Bref, jusqu’à sa mort en 1983, May n’en aura pas raté une.

Mais May Picqueray, cette petite femme « haute comme deux pommes trois quarts » n’était pas seulement ce cyclone militant de toutes les révoltes, de toutes les mobilisations pour des causes justes, et de mille et une rencontres avec Sébastien Faure, Nestor Makhno, Emma Goldman, Alexandre Berckman, Marius Jacob, Durruti, Louis Lecoin, etc., c’était aussi la fondatrice du journal Le Réfractaire dans lequel elle a écrit des foultitudes de textes au vitriol, et surtout une personne d’une intransigeance de tous les instants, d’un courage à toute épreuve et d’une gentillesse jamais démentie.

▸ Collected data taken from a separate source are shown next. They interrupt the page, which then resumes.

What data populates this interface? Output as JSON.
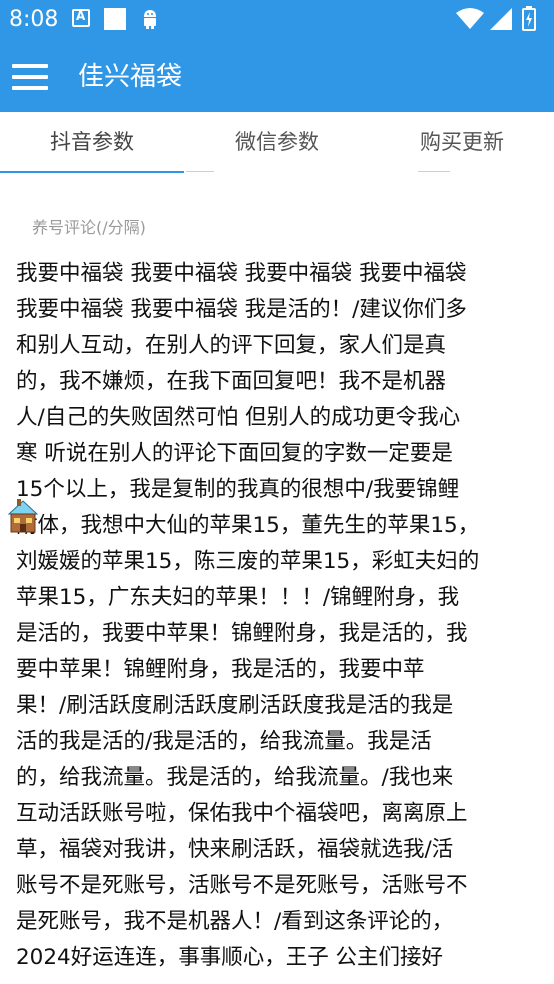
{
  "status_bar": {
    "time": "8:08",
    "left_icons": [
      "a-notification-icon",
      "white-square-icon",
      "android-icon"
    ],
    "right_icons": [
      "wifi-icon",
      "signal-icon",
      "battery-charging-icon"
    ]
  },
  "app_bar": {
    "title": "佳兴福袋",
    "menu_icon": "hamburger-menu-icon"
  },
  "tabs": [
    {
      "label": "抖音参数",
      "active": true
    },
    {
      "label": "微信参数",
      "active": false
    },
    {
      "label": "购买更新",
      "active": false
    }
  ],
  "comment_field": {
    "label": "养号评论(/分隔)",
    "lines": [
      "我要中福袋 我要中福袋 我要中福袋 我要中福袋",
      "我要中福袋 我要中福袋 我是活的！/建议你们多",
      "和别人互动，在别人的评下回复，家人们是真",
      "的，我不嫌烦，在我下面回复吧！我不是机器",
      "人/自己的失败固然可怕 但别人的成功更令我心",
      "寒 听说在别人的评论下面回复的字数一定要是",
      "15个以上，我是复制的我真的很想中/我要锦鲤",
      "附体，我想中大仙的苹果15，董先生的苹果15，",
      "刘媛媛的苹果15，陈三废的苹果15，彩虹夫妇的",
      "苹果15，广东夫妇的苹果！！！/锦鲤附身，我",
      "是活的，我要中苹果！锦鲤附身，我是活的，我",
      "要中苹果！锦鲤附身，我是活的，我要中苹",
      "果！/刷活跃度刷活跃度刷活跃度我是活的我是",
      "活的我是活的/我是活的，给我流量。我是活",
      "的，给我流量。我是活的，给我流量。/我也来",
      "互动活跃账号啦，保佑我中个福袋吧，离离原上",
      "草，福袋对我讲，快来刷活跃，福袋就选我/活",
      "账号不是死账号，活账号不是死账号，活账号不",
      "是死账号，我不是机器人！/看到这条评论的，",
      "2024好运连连，事事顺心，王子 公主们接好"
    ]
  },
  "floating_icon": "house-icon",
  "colors": {
    "primary": "#2f97e6",
    "tab_text": "#555555",
    "label_text": "#9a9a9a",
    "body_text": "#111111"
  }
}
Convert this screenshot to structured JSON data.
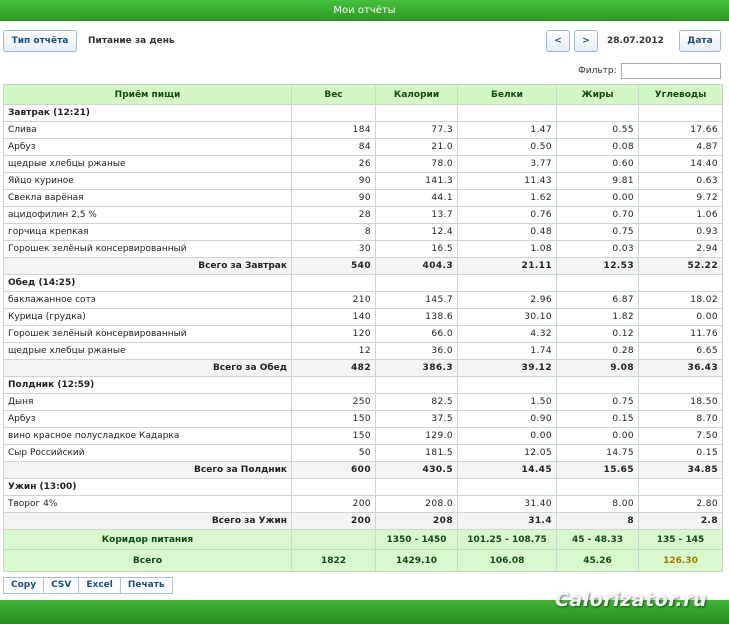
{
  "title": "Мои отчёты",
  "toolbar": {
    "report_type": "Тип отчёта",
    "report_name": "Питание за день",
    "prev": "<",
    "next": ">",
    "date": "28.07.2012",
    "date_button": "Дата",
    "filter_label": "Фильтр:",
    "filter_value": ""
  },
  "table": {
    "headers": [
      "Приём пищи",
      "Вес",
      "Калории",
      "Белки",
      "Жиры",
      "Углеводы"
    ],
    "meals": [
      {
        "name": "Завтрак (12:21)",
        "items": [
          [
            "Слива",
            "184",
            "77.3",
            "1.47",
            "0.55",
            "17.66"
          ],
          [
            "Арбуз",
            "84",
            "21.0",
            "0.50",
            "0.08",
            "4.87"
          ],
          [
            "щедрые хлебцы ржаные",
            "26",
            "78.0",
            "3.77",
            "0.60",
            "14.40"
          ],
          [
            "Яйцо куриное",
            "90",
            "141.3",
            "11.43",
            "9.81",
            "0.63"
          ],
          [
            "Свекла варёная",
            "90",
            "44.1",
            "1.62",
            "0.00",
            "9.72"
          ],
          [
            "ацидофилин 2,5 %",
            "28",
            "13.7",
            "0.76",
            "0.70",
            "1.06"
          ],
          [
            "горчица крепкая",
            "8",
            "12.4",
            "0.48",
            "0.75",
            "0.93"
          ],
          [
            "Горошек зелёный консервированный",
            "30",
            "16.5",
            "1.08",
            "0.03",
            "2.94"
          ]
        ],
        "total": [
          "Всего за Завтрак",
          "540",
          "404.3",
          "21.11",
          "12.53",
          "52.22"
        ]
      },
      {
        "name": "Обед (14:25)",
        "items": [
          [
            "баклажанное сотэ",
            "210",
            "145.7",
            "2.96",
            "6.87",
            "18.02"
          ],
          [
            "Курица (грудка)",
            "140",
            "138.6",
            "30.10",
            "1.82",
            "0.00"
          ],
          [
            "Горошек зелёный консервированный",
            "120",
            "66.0",
            "4.32",
            "0.12",
            "11.76"
          ],
          [
            "щедрые хлебцы ржаные",
            "12",
            "36.0",
            "1.74",
            "0.28",
            "6.65"
          ]
        ],
        "total": [
          "Всего за Обед",
          "482",
          "386.3",
          "39.12",
          "9.08",
          "36.43"
        ]
      },
      {
        "name": "Полдник (12:59)",
        "items": [
          [
            "Дыня",
            "250",
            "82.5",
            "1.50",
            "0.75",
            "18.50"
          ],
          [
            "Арбуз",
            "150",
            "37.5",
            "0.90",
            "0.15",
            "8.70"
          ],
          [
            "вино красное полусладкое Кадарка",
            "150",
            "129.0",
            "0.00",
            "0.00",
            "7.50"
          ],
          [
            "Сыр Российский",
            "50",
            "181.5",
            "12.05",
            "14.75",
            "0.15"
          ]
        ],
        "total": [
          "Всего за Полдник",
          "600",
          "430.5",
          "14.45",
          "15.65",
          "34.85"
        ]
      },
      {
        "name": "Ужин (13:00)",
        "items": [
          [
            "Творог 4%",
            "200",
            "208.0",
            "31.40",
            "8.00",
            "2.80"
          ]
        ],
        "total": [
          "Всего за Ужин",
          "200",
          "208",
          "31.4",
          "8",
          "2.8"
        ]
      }
    ],
    "corridor": [
      "Коридор питания",
      "",
      "1350 - 1450",
      "101.25 - 108.75",
      "45 - 48.33",
      "135 - 145"
    ],
    "grand_total": [
      "Всего",
      "1822",
      "1429.10",
      "106.08",
      "45.26",
      "126.30"
    ]
  },
  "export_buttons": [
    "Copy",
    "CSV",
    "Excel",
    "Печать"
  ],
  "watermark": "Calorizator.ru",
  "colors": {
    "header_green": "#2e9a26",
    "table_header_bg": "#d2f8c6",
    "link_blue": "#1a4d8c",
    "highlight": "#a07a00"
  }
}
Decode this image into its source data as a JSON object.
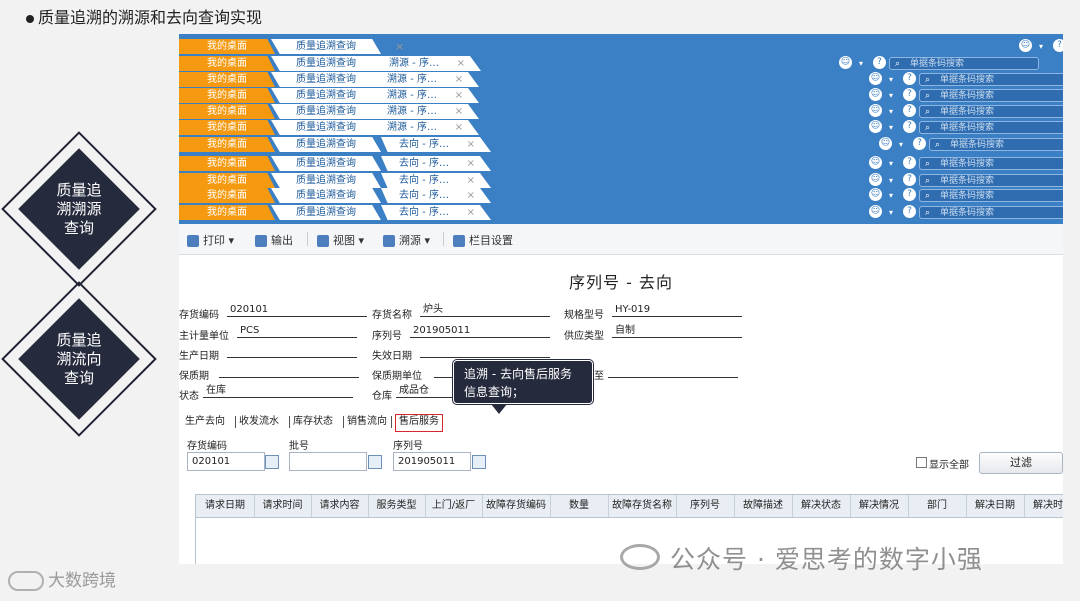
{
  "slide_title": "质量追溯的溯源和去向查询实现",
  "left_labels": [
    "质量追\n溯溯源\n查询",
    "质量追\n溯流向\n查询"
  ],
  "tab_rows": [
    {
      "home": "我的桌面",
      "trace": "质量追溯查询",
      "sub": "",
      "search": "单据条码搜索"
    },
    {
      "home": "我的桌面",
      "trace": "质量追溯查询",
      "sub": "溯源 - 序…",
      "search": "单据条码搜索"
    },
    {
      "home": "我的桌面",
      "trace": "质量追溯查询",
      "sub": "溯源 - 序…",
      "search": "单据条码搜索"
    },
    {
      "home": "我的桌面",
      "trace": "质量追溯查询",
      "sub": "溯源 - 序…",
      "search": "单据条码搜索"
    },
    {
      "home": "我的桌面",
      "trace": "质量追溯查询",
      "sub": "溯源 - 序…",
      "search": "单据条码搜索"
    },
    {
      "home": "我的桌面",
      "trace": "质量追溯查询",
      "sub": "溯源 - 序…",
      "search": "单据条码搜索"
    },
    {
      "home": "我的桌面",
      "trace": "质量追溯查询",
      "sub": "去向 - 序…",
      "search": "单据条码搜索"
    },
    {
      "home": "我的桌面",
      "trace": "质量追溯查询",
      "sub": "去向 - 序…",
      "search": "单据条码搜索"
    },
    {
      "home": "我的桌面",
      "trace": "质量追溯查询",
      "sub": "去向 - 序…",
      "search": "单据条码搜索"
    },
    {
      "home": "我的桌面",
      "trace": "质量追溯查询",
      "sub": "去向 - 序…",
      "search": "单据条码搜索"
    },
    {
      "home": "我的桌面",
      "trace": "质量追溯查询",
      "sub": "去向 - 序…",
      "search": "单据条码搜索"
    }
  ],
  "toolbar": {
    "print": "打印",
    "export": "输出",
    "view": "视图",
    "trace_source": "溯源",
    "column_settings": "栏目设置"
  },
  "form": {
    "title": "序列号 - 去向",
    "fields": [
      {
        "label": "存货编码",
        "value": "020101"
      },
      {
        "label": "存货名称",
        "value": "炉头"
      },
      {
        "label": "规格型号",
        "value": "HY-019"
      },
      {
        "label": "主计量单位",
        "value": "PCS"
      },
      {
        "label": "序列号",
        "value": "201905011"
      },
      {
        "label": "供应类型",
        "value": "自制"
      },
      {
        "label": "生产日期",
        "value": ""
      },
      {
        "label": "失效日期",
        "value": ""
      },
      {
        "label": "保质期",
        "value": ""
      },
      {
        "label": "保质期单位",
        "value": ""
      },
      {
        "label": "至",
        "value": ""
      },
      {
        "label": "状态",
        "value": "在库"
      },
      {
        "label": "仓库",
        "value": "成品仓"
      }
    ]
  },
  "callout": "追溯 - 去向售后服务信息查询；",
  "subtabs": [
    "生产去向",
    "收发流水",
    "库存状态",
    "销售流向",
    "售后服务"
  ],
  "query": {
    "item_code_label": "存货编码",
    "item_code_value": "020101",
    "batch_label": "批号",
    "batch_value": "",
    "serial_label": "序列号",
    "serial_value": "201905011",
    "show_all": "显示全部",
    "filter": "过滤"
  },
  "grid_columns": [
    "请求日期",
    "请求时间",
    "请求内容",
    "服务类型",
    "上门/返厂",
    "故障存货编码",
    "数量",
    "故障存货名称",
    "序列号",
    "故障描述",
    "解决状态",
    "解决情况",
    "部门",
    "解决日期",
    "解决时"
  ],
  "watermark": "公众号 · 爱思考的数字小强",
  "brand": "大数跨境",
  "colors": {
    "tab_band": "#3b7fc4",
    "home_tab": "#f59a10",
    "diamond": "#262a3d",
    "active_border": "#d8262f"
  }
}
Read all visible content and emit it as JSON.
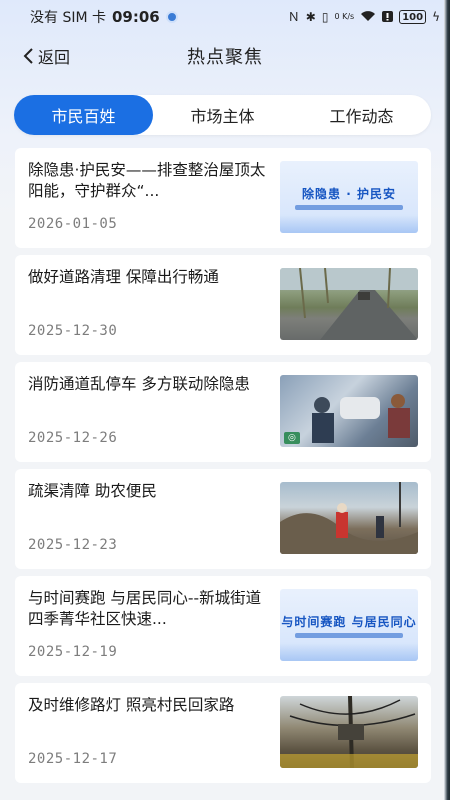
{
  "status_bar": {
    "carrier": "没有 SIM 卡",
    "time": "09:06",
    "network_speed": "0 K/s",
    "battery": "100"
  },
  "header": {
    "back_label": "返回",
    "title": "热点聚焦"
  },
  "tabs": [
    {
      "label": "市民百姓",
      "active": true
    },
    {
      "label": "市场主体",
      "active": false
    },
    {
      "label": "工作动态",
      "active": false
    }
  ],
  "news": [
    {
      "title": "除隐患·护民安——排查整治屋顶太阳能，守护群众“...",
      "date": "2026-01-05",
      "thumb_text": "除隐患 · 护民安"
    },
    {
      "title": "做好道路清理  保障出行畅通",
      "date": "2025-12-30",
      "thumb_text": ""
    },
    {
      "title": "消防通道乱停车  多方联动除隐患",
      "date": "2025-12-26",
      "thumb_text": ""
    },
    {
      "title": "疏渠清障  助农便民",
      "date": "2025-12-23",
      "thumb_text": ""
    },
    {
      "title": "与时间赛跑 与居民同心--新城街道四季菁华社区快速...",
      "date": "2025-12-19",
      "thumb_text": "与时间赛跑 与居民同心"
    },
    {
      "title": "及时维修路灯  照亮村民回家路",
      "date": "2025-12-17",
      "thumb_text": ""
    }
  ],
  "colors": {
    "accent": "#1b6fe3",
    "date": "#7d7d7d",
    "card": "#ffffff"
  }
}
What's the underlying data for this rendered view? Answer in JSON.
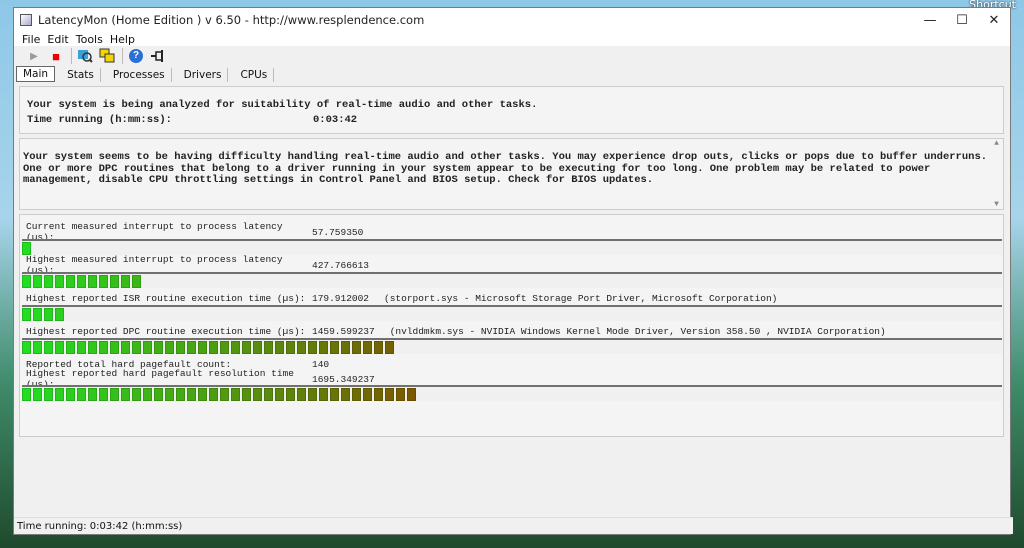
{
  "desktop": {
    "shortcut_label": "Shortcut"
  },
  "window": {
    "title": "LatencyMon  (Home Edition )  v 6.50 - http://www.resplendence.com",
    "controls": {
      "minimize": "—",
      "maximize": "☐",
      "close": "✕"
    }
  },
  "menu": [
    "File",
    "Edit",
    "Tools",
    "Help"
  ],
  "toolbar": {
    "play": "▶",
    "stop": "■",
    "help": "?"
  },
  "tabs": [
    "Main",
    "Stats",
    "Processes",
    "Drivers",
    "CPUs"
  ],
  "status": {
    "line": "Your system is being analyzed for suitability of real-time audio and other tasks.",
    "time_label": "Time running (h:mm:ss):",
    "time_value": "0:03:42"
  },
  "message": "Your system seems to be having difficulty handling real-time audio and other tasks. You may experience drop outs, clicks or pops due to buffer underruns. One or more DPC routines that belong to a driver running in your system appear to be executing for too long. One problem may be related to power management, disable CPU throttling settings in Control Panel and BIOS setup. Check for BIOS updates.",
  "metrics": [
    {
      "label": "Current measured interrupt to process latency (µs):",
      "value": "57.759350",
      "note": "",
      "segments": 1
    },
    {
      "label": "Highest measured interrupt to process latency (µs):",
      "value": "427.766613",
      "note": "",
      "segments": 11
    },
    {
      "label": "Highest reported ISR routine execution time (µs):",
      "value": "179.912002",
      "note": "(storport.sys - Microsoft Storage Port Driver, Microsoft Corporation)",
      "segments": 4
    },
    {
      "label": "Highest reported DPC routine execution time (µs):",
      "value": "1459.599237",
      "note": "(nvlddmkm.sys - NVIDIA Windows Kernel Mode Driver, Version 358.50 , NVIDIA Corporation)",
      "segments": 34
    },
    {
      "label": "Reported total hard pagefault count:",
      "value": "140",
      "note": ""
    },
    {
      "label": "Highest reported hard pagefault resolution time (µs):",
      "value": "1695.349237",
      "note": "",
      "segments": 36
    }
  ],
  "colors": {
    "bar_start": "#22dd22",
    "bar_end": "#7a5a00"
  },
  "statusbar": "Time running: 0:03:42  (h:mm:ss)"
}
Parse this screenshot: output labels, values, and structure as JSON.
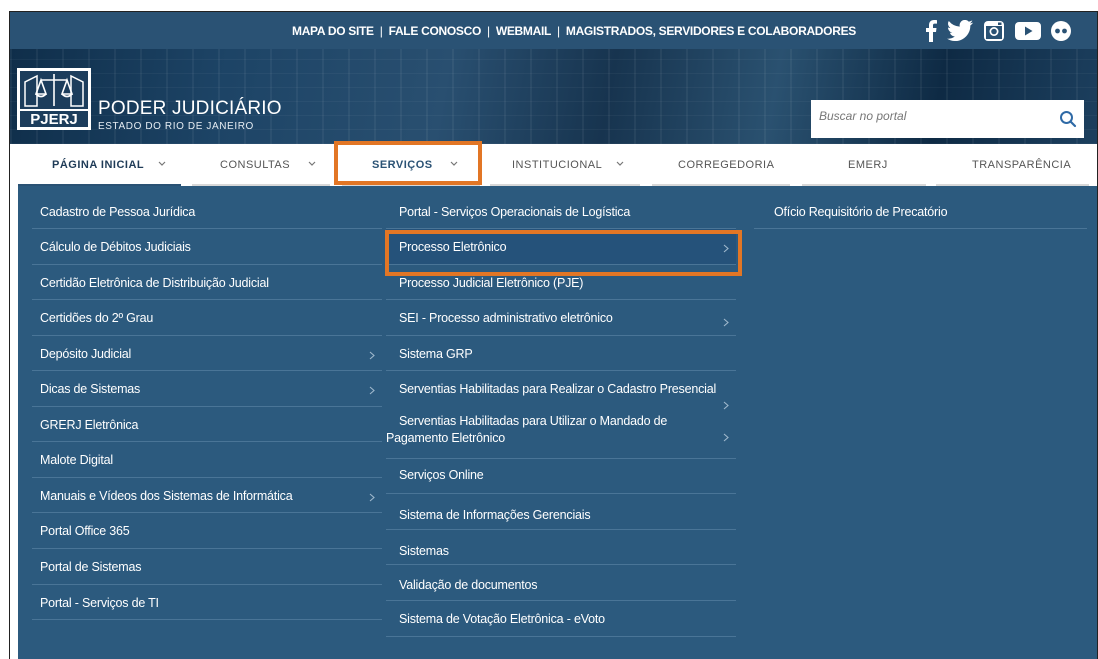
{
  "top_bar": {
    "links": [
      "MAPA DO SITE",
      "FALE CONOSCO",
      "WEBMAIL",
      "MAGISTRADOS, SERVIDORES E COLABORADORES"
    ],
    "separator": "|",
    "social_icons": [
      "facebook-icon",
      "twitter-icon",
      "instagram-icon",
      "youtube-icon",
      "flickr-icon"
    ]
  },
  "header": {
    "logo_text": "PJERJ",
    "title": "PODER JUDICIÁRIO",
    "subtitle": "ESTADO DO RIO DE JANEIRO",
    "search": {
      "placeholder": "Buscar no portal",
      "value": ""
    }
  },
  "nav": {
    "items": [
      {
        "label": "PÁGINA INICIAL",
        "has_dropdown": true
      },
      {
        "label": "CONSULTAS",
        "has_dropdown": true
      },
      {
        "label": "SERVIÇOS",
        "has_dropdown": true
      },
      {
        "label": "INSTITUCIONAL",
        "has_dropdown": true
      },
      {
        "label": "CORREGEDORIA",
        "has_dropdown": false
      },
      {
        "label": "EMERJ",
        "has_dropdown": false
      },
      {
        "label": "TRANSPARÊNCIA",
        "has_dropdown": false
      }
    ],
    "active": "PÁGINA INICIAL",
    "highlighted": "SERVIÇOS"
  },
  "menu": {
    "columns": [
      [
        {
          "label": "Cadastro de Pessoa Jurídica",
          "submenu": false
        },
        {
          "label": "Cálculo de Débitos Judiciais",
          "submenu": false
        },
        {
          "label": "Certidão Eletrônica de Distribuição Judicial",
          "submenu": false
        },
        {
          "label": "Certidões do 2º Grau",
          "submenu": false
        },
        {
          "label": "Depósito Judicial",
          "submenu": true
        },
        {
          "label": "Dicas de Sistemas",
          "submenu": true
        },
        {
          "label": "GRERJ Eletrônica",
          "submenu": false
        },
        {
          "label": "Malote Digital",
          "submenu": false
        },
        {
          "label": "Manuais e Vídeos dos Sistemas de Informática",
          "submenu": true
        },
        {
          "label": "Portal Office 365",
          "submenu": false
        },
        {
          "label": "Portal de Sistemas",
          "submenu": false
        },
        {
          "label": "Portal - Serviços de TI",
          "submenu": false
        }
      ],
      [
        {
          "label": "Portal - Serviços Operacionais de Logística",
          "submenu": false
        },
        {
          "label": "Processo Eletrônico",
          "submenu": true
        },
        {
          "label": "Processo Judicial Eletrônico (PJE)",
          "submenu": false
        },
        {
          "label": "SEI - Processo administrativo eletrônico",
          "submenu": true
        },
        {
          "label": "Sistema GRP",
          "submenu": false
        },
        {
          "label": "Serventias Habilitadas para Realizar o Cadastro Presencial",
          "submenu": true
        },
        {
          "label": "Serventias Habilitadas para Utilizar o Mandado de",
          "label2": "Pagamento Eletrônico",
          "submenu": true
        },
        {
          "label": "Serviços Online",
          "submenu": false
        },
        {
          "label": "Sistema de Informações Gerenciais",
          "submenu": false
        },
        {
          "label": "Sistemas",
          "submenu": false
        },
        {
          "label": "Validação de documentos",
          "submenu": false
        },
        {
          "label": "Sistema de Votação Eletrônica - eVoto",
          "submenu": false
        }
      ],
      [
        {
          "label": "Ofício Requisitório de Precatório",
          "submenu": false
        }
      ]
    ],
    "highlighted_item": "Processo Eletrônico"
  },
  "colors": {
    "top_bar": "#2a5274",
    "menu_bg": "#2c5a7e",
    "menu_divider": "#4a7597",
    "highlight": "#e27625"
  }
}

Bref, mais on l’aura aisément compris, ce livre d’une « réfractaire » à toutes les injustices comme à toutes les oppressions est de ceux, rares, qui incite à ne pas désespérer de l’espèce humaine. Mais jugez-en !

Jean-Marc Raynaud


Mes 81 ans d’anarchisme par May Picqueray, 224 pages, avec en prime un cahier de 32 pages de photos pour la plupart inédites et des annexes également inédites, les Éditions libertaires (production Los Solidarios), 13 euros, en vente à la librairie Publico, 145, rue Amelot, 75011, Paris. Chèque à l’ordre de Publico, rajouter 10 % pour le port.


[1À l’Atelier Marcel Jullian. Une deuxième édition a vu le jour en 1992 aux éditions Traffic.